Indo além, entende-se que há um mecanismo dentro do processo necropolítico que
promove a valoração de aspectos humanos que auxiliam na exclusão e eliminação. Em termos
mais específicos, as redes de poderes que alimentam a necropolítica selecionam indivíduos ou
classe destes cuja morte são menos relevantes do que outros.
Estamos, com isso, diante de uma espécie de hierarquização da vida fomentada por
mecanismos de poderes instrumentalizados, sobretudo, por instâncias governamentais. Aqui,
importante refletirmos que não somente o poder executivo promove necropolíticas, mas como
o legislativo e o judiciário avalizam tais práticas com medidas muitas vezes potencializadoras.

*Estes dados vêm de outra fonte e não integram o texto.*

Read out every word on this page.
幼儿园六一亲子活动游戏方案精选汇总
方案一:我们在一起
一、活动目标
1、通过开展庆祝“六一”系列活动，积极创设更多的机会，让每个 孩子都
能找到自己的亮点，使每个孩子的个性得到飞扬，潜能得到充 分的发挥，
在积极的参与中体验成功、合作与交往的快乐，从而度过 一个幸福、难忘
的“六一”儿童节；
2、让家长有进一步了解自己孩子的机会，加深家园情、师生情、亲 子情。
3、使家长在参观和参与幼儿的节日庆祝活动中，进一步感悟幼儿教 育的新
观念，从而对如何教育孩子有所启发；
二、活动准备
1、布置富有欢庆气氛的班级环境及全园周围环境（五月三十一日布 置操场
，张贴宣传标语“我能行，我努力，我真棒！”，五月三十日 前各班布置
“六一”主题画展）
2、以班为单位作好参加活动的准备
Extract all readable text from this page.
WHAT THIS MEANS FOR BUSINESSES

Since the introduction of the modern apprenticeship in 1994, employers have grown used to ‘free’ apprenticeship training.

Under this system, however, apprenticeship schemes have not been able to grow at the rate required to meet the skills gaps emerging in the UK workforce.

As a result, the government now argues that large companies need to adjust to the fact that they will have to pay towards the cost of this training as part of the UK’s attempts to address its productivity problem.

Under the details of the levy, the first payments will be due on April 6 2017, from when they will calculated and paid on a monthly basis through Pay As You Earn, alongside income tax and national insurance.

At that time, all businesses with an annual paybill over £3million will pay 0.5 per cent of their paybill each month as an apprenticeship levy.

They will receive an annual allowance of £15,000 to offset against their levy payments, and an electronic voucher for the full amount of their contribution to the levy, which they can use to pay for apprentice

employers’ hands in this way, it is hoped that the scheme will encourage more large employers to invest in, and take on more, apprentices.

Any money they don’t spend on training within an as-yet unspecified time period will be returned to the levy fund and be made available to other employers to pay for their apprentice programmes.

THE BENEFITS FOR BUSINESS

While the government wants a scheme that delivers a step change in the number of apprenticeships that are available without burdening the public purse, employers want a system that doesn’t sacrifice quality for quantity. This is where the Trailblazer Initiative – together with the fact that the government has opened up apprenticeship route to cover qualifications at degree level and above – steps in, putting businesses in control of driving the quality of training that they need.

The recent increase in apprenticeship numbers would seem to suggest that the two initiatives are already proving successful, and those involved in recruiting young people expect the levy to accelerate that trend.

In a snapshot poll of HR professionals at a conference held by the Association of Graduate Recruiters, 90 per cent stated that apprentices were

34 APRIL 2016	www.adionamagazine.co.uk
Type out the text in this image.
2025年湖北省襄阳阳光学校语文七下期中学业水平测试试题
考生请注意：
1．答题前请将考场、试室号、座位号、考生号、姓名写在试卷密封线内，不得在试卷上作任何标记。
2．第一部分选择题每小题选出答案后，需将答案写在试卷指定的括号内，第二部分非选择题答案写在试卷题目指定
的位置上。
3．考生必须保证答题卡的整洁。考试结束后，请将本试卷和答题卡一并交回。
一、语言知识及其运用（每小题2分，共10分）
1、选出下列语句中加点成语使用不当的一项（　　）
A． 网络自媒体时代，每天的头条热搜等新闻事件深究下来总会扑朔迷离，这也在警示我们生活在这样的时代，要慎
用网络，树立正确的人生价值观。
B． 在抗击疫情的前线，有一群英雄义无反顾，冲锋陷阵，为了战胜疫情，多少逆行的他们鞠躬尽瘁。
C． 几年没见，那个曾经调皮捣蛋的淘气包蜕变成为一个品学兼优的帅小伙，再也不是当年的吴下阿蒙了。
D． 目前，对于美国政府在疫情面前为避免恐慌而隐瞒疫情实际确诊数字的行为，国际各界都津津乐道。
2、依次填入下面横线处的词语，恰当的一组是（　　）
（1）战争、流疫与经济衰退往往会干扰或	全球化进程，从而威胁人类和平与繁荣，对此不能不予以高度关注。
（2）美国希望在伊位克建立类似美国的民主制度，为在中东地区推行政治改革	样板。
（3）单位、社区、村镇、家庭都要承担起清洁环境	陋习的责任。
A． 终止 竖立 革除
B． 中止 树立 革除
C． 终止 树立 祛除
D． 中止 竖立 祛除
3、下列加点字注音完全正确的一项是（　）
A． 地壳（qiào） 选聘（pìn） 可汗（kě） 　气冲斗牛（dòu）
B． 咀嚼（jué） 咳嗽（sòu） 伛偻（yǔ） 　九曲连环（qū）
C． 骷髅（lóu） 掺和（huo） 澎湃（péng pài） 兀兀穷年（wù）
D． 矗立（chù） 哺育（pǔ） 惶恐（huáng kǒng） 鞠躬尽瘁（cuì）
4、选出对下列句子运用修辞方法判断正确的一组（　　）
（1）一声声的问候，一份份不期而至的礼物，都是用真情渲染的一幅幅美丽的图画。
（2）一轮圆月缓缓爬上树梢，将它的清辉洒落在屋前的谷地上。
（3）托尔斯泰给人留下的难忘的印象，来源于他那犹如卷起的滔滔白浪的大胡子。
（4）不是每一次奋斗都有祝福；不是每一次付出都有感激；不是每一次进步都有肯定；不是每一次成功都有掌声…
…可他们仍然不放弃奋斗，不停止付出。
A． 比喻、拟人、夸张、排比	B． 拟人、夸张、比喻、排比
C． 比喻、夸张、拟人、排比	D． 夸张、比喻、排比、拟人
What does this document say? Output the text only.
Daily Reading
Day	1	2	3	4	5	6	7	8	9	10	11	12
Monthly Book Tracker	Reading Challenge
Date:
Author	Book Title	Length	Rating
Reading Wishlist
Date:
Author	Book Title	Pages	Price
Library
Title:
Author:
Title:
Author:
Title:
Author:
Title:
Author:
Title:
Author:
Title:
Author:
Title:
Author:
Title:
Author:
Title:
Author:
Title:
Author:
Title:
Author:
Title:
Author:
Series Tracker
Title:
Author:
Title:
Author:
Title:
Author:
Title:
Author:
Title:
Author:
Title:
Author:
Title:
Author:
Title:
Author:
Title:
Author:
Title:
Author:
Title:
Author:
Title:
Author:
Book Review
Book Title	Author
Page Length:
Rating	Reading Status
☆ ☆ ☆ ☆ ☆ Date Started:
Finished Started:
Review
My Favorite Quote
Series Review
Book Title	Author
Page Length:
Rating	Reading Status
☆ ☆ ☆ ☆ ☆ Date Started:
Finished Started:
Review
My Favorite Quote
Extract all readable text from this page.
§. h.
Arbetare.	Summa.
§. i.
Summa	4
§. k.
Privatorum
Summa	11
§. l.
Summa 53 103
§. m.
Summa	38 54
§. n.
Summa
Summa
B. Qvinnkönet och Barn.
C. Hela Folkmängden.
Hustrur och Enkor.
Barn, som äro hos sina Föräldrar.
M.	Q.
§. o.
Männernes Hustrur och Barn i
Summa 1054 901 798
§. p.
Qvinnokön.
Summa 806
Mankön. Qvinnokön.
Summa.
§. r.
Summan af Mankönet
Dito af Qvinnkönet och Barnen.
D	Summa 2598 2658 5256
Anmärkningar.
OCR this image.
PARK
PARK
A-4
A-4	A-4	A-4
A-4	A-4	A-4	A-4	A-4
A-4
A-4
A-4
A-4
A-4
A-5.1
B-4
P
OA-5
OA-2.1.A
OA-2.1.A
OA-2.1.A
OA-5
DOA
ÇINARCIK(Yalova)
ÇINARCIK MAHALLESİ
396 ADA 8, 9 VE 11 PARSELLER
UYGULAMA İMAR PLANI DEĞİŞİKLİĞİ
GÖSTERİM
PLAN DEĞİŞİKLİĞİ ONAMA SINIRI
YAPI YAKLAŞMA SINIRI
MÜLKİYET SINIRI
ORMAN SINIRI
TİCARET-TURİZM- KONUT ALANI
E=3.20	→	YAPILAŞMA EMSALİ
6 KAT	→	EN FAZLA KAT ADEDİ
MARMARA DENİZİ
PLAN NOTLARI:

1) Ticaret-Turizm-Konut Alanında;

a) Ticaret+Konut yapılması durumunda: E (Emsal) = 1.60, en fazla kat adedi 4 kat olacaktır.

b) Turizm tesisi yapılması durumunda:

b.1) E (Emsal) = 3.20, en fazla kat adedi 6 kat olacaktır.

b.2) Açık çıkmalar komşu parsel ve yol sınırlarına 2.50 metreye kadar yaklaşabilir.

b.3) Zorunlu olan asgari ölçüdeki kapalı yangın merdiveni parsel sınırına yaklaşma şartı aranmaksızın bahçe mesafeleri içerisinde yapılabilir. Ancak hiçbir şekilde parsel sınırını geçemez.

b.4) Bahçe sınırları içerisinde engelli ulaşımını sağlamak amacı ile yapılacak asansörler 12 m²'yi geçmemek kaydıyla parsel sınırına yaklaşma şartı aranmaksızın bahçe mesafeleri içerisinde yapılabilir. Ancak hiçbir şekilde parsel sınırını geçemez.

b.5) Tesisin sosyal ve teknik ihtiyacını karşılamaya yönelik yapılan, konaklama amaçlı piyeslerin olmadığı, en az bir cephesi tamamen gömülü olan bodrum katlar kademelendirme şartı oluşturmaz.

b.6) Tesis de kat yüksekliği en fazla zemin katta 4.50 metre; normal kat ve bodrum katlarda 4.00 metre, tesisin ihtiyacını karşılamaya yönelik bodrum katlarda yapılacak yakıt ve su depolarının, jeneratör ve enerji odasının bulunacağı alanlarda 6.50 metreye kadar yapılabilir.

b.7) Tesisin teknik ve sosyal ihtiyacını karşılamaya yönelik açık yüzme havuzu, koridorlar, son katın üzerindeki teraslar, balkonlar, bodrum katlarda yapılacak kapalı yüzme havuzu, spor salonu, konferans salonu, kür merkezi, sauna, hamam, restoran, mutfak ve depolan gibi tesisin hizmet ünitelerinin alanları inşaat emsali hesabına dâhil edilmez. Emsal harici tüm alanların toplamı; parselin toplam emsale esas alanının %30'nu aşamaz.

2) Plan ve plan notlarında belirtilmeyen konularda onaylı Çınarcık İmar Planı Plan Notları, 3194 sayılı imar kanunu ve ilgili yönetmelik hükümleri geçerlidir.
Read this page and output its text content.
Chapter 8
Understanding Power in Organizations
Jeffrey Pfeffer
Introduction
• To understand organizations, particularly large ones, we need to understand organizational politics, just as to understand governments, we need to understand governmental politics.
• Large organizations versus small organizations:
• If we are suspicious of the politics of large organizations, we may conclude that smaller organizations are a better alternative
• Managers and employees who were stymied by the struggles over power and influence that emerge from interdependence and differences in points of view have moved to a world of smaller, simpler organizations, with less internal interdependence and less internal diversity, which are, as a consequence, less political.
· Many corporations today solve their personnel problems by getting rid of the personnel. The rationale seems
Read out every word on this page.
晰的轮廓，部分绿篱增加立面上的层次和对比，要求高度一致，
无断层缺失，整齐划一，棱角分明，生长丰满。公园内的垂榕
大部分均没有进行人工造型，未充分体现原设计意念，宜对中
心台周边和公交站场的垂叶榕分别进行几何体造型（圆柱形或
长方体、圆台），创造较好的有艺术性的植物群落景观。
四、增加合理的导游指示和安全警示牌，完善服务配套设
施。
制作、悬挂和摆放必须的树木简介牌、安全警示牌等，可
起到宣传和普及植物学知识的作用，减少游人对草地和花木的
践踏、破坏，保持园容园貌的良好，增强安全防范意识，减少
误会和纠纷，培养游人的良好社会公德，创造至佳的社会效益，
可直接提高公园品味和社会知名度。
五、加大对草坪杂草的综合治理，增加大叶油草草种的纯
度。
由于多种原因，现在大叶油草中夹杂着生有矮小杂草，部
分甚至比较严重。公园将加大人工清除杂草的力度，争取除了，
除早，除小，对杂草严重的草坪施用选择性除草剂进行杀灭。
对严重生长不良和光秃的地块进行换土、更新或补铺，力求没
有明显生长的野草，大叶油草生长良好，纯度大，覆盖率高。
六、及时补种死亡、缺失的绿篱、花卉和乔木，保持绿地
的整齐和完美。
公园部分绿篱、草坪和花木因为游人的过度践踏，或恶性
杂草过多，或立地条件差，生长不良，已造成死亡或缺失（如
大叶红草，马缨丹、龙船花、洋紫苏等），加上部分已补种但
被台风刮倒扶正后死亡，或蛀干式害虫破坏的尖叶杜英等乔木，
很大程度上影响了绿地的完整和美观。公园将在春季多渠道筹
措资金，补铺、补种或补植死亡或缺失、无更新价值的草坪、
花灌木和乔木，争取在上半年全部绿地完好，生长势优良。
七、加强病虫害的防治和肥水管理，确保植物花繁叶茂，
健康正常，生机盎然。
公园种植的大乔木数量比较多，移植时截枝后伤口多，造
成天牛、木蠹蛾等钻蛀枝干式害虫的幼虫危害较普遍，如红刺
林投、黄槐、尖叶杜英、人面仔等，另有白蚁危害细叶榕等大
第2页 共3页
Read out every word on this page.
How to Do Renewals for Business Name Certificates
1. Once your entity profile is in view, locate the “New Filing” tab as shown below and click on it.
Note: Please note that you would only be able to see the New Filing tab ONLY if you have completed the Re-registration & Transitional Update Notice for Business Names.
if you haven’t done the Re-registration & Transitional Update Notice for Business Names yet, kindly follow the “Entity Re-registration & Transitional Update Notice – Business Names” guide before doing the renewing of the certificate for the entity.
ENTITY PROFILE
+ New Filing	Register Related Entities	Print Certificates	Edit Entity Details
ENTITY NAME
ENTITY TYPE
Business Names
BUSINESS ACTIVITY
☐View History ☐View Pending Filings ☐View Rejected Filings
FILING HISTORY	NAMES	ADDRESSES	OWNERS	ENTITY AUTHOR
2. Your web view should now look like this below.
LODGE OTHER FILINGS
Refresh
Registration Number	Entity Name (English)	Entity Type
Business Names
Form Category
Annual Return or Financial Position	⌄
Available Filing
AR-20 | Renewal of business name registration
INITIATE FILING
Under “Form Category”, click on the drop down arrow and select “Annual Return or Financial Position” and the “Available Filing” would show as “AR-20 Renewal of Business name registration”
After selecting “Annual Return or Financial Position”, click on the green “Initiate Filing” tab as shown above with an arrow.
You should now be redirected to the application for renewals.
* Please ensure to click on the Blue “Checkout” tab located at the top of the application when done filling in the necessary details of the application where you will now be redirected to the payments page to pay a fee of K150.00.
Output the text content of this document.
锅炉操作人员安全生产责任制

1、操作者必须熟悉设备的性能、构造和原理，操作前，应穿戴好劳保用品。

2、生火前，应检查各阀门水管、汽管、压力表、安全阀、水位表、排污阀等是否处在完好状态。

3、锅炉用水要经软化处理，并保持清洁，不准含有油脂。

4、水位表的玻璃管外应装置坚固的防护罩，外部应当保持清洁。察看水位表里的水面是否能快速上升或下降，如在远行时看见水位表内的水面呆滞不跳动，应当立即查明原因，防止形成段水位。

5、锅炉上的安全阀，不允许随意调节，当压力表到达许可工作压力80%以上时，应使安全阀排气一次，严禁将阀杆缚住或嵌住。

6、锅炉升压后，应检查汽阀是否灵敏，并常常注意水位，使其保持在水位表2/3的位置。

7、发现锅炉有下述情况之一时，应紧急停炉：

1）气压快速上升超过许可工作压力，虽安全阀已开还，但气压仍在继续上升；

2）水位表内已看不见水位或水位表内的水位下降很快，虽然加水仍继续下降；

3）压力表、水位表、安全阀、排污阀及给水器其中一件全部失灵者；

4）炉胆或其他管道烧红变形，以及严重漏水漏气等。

As instâncias governamentais estão cooptadas por uma sistemática lógica de
governabilidade que refletem modos de manifestação necropolítica. Os valores econômicos
estão sempre presentes nos discursos, projetos e planos governamentais como elemento
primordial e fundamental, tornando onipotente diante de outros valores.
Por conta disso, princípios importantes na sistemática brasileira são deixados de lado,
como o princípio da dignidade da pessoa humana. Este princípio, aliás, constitui-se como matriz
de toda a sistemática jurídica do país, sendo primordial a sua presença nas práticas
governamentais que, necessariamente, deveriam viabilizar condições de vida minimamente
dignas.
Nesse sentido, não há espaço para hierarquizações de vidas, posto que todas possuem
o mesmo valor, independente das qualificações que carregam. Impropriado qualquer prática
que destoe da lógica de valorização e proteção da vida, principalmente, daquelas que mais
necessitam de proteção.
Vidas de quilombolas da Amazônia carregam valores tão caros quanto vidas dos
grandes centros urbanos, devendo-se serem incluídas nos mecanismos governamentais,
sobretudo políticas de inclusão que garantam dignidade mínima de cidadania. Há uma
necessária e urgente reformulação política que transforme desde a lógica do sistema, planos e
práticas governamentais que não determine quem morre ou quem deve viver.